TAOSSA on Novel C++ Bug Class: delete/delete[]
Thomas Ptacek | January 3rd, 2007 | Filed Under: Defenses, New Findings, Uncategorized
From the Law Offices of Dowd, McDonald, and Schuh: a fantastic post on a C++ bug-class: misuse of delete and delete[].
The problem: the C++ runtime needs to invoke the destructors for every element of an array when it’s released. But given a bare pointer, the runtime doesn’t know whether it’s looking at an array of objects or a single object. You have to tell it. You do this by invoking “delete foo” for a single object, and “delete [] foo” for an array.
This leads to two problems:
If you screw up and invoke “delete []” on a single object, the runtime will interpret an offset from that pointer as a count variable. If an attacker controls the value at that offset, she can trick the runtime into invoking destructors on invalid memory locations.
If you screw up and involve bare “delete” on an array —- a mistake I made all the time on my last C++ project —- the runtime will call “free” on an invalid pointer; depending on how much control you have over the array, this devolves into a simple malloc attack.

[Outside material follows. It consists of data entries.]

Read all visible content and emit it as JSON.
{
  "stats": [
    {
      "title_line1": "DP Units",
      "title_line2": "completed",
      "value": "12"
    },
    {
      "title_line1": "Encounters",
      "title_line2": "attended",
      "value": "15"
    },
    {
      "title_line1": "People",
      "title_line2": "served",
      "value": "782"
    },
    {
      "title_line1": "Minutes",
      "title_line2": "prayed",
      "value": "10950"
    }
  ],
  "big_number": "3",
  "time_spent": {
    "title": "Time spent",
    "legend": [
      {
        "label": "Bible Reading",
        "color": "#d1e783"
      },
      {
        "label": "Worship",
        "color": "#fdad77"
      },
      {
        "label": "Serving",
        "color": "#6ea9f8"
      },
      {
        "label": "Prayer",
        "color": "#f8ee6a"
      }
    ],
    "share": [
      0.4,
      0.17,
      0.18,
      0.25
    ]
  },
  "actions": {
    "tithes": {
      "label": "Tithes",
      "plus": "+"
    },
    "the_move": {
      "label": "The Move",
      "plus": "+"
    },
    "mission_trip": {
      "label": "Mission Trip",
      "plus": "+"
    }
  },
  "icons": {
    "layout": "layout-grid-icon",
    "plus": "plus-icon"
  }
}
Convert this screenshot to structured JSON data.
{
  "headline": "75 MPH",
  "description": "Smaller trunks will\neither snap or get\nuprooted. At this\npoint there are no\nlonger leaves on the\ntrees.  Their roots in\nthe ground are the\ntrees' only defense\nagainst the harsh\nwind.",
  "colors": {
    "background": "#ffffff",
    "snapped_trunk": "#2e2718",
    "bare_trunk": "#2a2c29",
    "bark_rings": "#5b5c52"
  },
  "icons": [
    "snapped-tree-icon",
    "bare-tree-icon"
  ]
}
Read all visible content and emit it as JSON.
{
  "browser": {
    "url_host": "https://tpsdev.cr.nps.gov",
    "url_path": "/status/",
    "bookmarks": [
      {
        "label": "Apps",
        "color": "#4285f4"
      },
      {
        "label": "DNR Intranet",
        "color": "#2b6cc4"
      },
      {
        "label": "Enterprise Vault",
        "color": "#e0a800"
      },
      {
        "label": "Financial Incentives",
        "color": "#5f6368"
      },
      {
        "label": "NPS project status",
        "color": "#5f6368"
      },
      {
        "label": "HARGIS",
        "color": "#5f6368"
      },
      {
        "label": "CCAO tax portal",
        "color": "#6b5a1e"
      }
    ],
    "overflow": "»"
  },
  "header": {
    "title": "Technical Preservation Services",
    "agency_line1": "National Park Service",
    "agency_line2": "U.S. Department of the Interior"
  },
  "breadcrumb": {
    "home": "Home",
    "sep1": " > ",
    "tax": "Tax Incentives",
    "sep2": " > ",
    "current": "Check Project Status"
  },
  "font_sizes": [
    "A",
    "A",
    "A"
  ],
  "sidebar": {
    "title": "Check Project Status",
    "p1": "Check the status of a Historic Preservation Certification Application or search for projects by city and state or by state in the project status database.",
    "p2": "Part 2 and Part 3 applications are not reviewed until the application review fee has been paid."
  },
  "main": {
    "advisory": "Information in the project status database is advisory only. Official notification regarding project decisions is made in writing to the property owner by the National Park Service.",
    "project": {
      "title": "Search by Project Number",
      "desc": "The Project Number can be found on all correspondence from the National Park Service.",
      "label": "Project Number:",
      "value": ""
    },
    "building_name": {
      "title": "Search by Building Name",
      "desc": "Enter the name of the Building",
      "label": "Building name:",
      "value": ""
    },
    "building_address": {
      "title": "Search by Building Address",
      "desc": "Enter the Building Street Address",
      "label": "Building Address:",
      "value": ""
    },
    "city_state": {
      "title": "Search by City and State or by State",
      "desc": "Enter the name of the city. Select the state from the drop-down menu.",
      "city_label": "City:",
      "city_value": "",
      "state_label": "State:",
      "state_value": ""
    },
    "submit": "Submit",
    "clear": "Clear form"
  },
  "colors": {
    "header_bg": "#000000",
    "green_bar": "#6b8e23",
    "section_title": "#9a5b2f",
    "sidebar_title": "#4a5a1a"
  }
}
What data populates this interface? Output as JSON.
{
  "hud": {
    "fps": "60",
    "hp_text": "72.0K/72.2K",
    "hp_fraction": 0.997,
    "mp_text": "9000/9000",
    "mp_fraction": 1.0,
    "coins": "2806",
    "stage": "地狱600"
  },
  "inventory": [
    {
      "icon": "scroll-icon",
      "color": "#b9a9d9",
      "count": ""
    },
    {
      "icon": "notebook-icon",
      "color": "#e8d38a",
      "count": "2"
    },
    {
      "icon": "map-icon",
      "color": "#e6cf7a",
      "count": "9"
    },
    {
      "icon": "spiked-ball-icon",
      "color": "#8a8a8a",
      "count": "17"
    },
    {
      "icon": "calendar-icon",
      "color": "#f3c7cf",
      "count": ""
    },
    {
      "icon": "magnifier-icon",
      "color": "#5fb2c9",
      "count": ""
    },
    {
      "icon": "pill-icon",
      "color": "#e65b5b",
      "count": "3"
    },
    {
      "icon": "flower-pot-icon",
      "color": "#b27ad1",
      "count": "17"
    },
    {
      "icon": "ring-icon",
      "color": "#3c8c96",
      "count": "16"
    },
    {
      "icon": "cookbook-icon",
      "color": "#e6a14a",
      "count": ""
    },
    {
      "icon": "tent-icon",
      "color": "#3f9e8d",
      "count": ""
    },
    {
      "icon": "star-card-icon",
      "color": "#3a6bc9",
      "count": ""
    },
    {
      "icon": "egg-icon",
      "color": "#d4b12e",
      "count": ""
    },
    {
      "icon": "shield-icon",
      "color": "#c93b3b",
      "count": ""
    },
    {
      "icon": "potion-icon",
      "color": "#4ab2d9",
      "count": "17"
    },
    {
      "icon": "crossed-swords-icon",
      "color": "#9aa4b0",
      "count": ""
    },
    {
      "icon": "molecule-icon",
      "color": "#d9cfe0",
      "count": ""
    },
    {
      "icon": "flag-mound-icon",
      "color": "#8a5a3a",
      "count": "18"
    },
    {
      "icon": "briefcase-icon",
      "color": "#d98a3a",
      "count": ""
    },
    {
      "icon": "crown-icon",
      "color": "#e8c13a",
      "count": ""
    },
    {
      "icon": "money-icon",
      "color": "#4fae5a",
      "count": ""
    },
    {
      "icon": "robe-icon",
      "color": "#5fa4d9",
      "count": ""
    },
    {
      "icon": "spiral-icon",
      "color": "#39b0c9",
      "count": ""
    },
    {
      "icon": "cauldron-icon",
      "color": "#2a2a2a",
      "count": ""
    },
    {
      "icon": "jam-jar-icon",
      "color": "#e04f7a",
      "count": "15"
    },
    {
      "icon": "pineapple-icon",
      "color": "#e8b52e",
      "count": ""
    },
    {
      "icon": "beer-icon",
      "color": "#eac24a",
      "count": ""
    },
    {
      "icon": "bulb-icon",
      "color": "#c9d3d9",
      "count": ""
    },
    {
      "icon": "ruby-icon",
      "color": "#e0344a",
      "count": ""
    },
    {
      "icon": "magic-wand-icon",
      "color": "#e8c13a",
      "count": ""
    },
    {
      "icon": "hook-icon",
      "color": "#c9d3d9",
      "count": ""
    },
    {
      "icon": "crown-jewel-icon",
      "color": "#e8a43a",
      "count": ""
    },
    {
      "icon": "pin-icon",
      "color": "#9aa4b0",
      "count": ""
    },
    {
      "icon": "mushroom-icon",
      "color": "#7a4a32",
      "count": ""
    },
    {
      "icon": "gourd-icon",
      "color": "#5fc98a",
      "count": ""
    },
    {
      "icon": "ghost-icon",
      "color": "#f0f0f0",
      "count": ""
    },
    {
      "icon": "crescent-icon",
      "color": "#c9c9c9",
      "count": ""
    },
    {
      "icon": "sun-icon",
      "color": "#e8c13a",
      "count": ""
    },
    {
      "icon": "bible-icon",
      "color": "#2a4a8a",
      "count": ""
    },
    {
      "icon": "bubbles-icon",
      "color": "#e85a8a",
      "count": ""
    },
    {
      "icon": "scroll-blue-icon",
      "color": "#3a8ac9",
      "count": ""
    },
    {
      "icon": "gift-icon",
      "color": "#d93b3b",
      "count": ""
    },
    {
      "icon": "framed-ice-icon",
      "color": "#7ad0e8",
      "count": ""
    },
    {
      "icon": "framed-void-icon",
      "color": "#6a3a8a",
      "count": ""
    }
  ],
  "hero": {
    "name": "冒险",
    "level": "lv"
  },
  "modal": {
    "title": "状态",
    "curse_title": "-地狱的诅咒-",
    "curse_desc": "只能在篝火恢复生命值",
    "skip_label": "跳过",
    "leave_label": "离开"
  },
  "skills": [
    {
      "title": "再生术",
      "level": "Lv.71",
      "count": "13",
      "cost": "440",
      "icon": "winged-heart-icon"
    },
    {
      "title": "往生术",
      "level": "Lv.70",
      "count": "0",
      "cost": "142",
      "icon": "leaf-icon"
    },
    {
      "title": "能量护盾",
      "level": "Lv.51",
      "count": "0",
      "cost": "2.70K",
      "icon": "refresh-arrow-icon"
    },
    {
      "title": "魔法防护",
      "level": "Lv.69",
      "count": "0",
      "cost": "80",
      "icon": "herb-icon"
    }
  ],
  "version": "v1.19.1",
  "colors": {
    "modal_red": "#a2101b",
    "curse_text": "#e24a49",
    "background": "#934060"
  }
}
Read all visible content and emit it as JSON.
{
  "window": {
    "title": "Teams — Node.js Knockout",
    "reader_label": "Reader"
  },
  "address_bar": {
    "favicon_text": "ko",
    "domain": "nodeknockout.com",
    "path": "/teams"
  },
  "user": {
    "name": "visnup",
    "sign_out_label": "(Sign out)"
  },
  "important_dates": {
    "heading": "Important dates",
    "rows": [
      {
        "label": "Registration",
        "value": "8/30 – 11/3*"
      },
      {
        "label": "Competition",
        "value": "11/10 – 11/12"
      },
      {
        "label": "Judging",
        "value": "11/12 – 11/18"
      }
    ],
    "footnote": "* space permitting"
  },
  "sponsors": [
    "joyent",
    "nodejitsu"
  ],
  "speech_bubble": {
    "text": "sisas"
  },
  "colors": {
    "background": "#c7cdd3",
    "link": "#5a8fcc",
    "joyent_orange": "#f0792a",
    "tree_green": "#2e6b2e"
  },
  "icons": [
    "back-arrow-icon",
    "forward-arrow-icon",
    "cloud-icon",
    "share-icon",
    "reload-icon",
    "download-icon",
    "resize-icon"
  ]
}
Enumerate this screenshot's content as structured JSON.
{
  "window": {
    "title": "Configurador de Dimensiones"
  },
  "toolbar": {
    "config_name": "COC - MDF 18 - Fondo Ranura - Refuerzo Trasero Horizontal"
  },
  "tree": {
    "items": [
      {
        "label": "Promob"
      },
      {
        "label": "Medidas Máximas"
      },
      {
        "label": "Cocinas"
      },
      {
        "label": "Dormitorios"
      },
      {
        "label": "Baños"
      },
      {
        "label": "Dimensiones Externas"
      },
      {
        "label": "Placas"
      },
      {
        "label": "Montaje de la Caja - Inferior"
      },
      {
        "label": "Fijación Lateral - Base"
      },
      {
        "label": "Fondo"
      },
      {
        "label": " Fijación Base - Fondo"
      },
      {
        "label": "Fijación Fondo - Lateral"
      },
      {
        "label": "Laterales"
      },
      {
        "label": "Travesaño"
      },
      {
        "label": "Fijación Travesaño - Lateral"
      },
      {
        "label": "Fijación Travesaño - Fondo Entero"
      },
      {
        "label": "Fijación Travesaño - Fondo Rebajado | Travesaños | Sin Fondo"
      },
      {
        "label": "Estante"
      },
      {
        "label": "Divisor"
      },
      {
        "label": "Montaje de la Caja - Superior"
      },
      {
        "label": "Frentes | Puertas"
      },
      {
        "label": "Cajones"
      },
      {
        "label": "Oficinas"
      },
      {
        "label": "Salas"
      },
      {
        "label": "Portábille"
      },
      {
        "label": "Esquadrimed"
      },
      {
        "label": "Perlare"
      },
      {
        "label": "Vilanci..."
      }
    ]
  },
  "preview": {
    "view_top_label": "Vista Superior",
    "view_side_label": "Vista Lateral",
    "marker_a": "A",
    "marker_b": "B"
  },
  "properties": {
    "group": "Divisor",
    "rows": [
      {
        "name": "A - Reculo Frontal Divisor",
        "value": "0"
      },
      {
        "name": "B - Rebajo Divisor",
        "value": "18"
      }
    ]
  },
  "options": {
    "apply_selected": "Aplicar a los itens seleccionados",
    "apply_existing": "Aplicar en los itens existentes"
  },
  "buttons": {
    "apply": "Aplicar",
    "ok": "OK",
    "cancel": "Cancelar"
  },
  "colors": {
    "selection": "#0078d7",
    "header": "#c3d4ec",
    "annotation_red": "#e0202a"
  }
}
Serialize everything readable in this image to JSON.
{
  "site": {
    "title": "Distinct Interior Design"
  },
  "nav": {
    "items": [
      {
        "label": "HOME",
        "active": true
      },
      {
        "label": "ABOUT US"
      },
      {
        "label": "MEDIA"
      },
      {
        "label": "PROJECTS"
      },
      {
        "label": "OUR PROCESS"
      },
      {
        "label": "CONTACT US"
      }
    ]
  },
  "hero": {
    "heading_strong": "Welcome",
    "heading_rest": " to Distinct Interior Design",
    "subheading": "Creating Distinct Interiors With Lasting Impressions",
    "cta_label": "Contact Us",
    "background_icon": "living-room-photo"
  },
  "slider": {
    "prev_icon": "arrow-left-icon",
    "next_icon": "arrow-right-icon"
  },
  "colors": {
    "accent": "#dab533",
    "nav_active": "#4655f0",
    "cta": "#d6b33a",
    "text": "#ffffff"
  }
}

An observation, and a generalization of it:
C++ is considered “safer” than C (primarily because it offers a standard dynamic string class, though most developers still just use char-stars). But it has a drastically more complicated runtime than C’s crt0.c, and minimal language-level protections. I’m ambivalent about C++, and terrified of the STL (how many hidden bug classes are there in iterators alone?).
Higher-level languages are considered “safer” than C. At some threshold of complexity, such as is crossed by Tcl, Ruby, Perl, and Python, they probably are. But below that threshold, most language features offer as many footholds for attackers as they do obstacles. How carefully are people considering C++ and Objective C?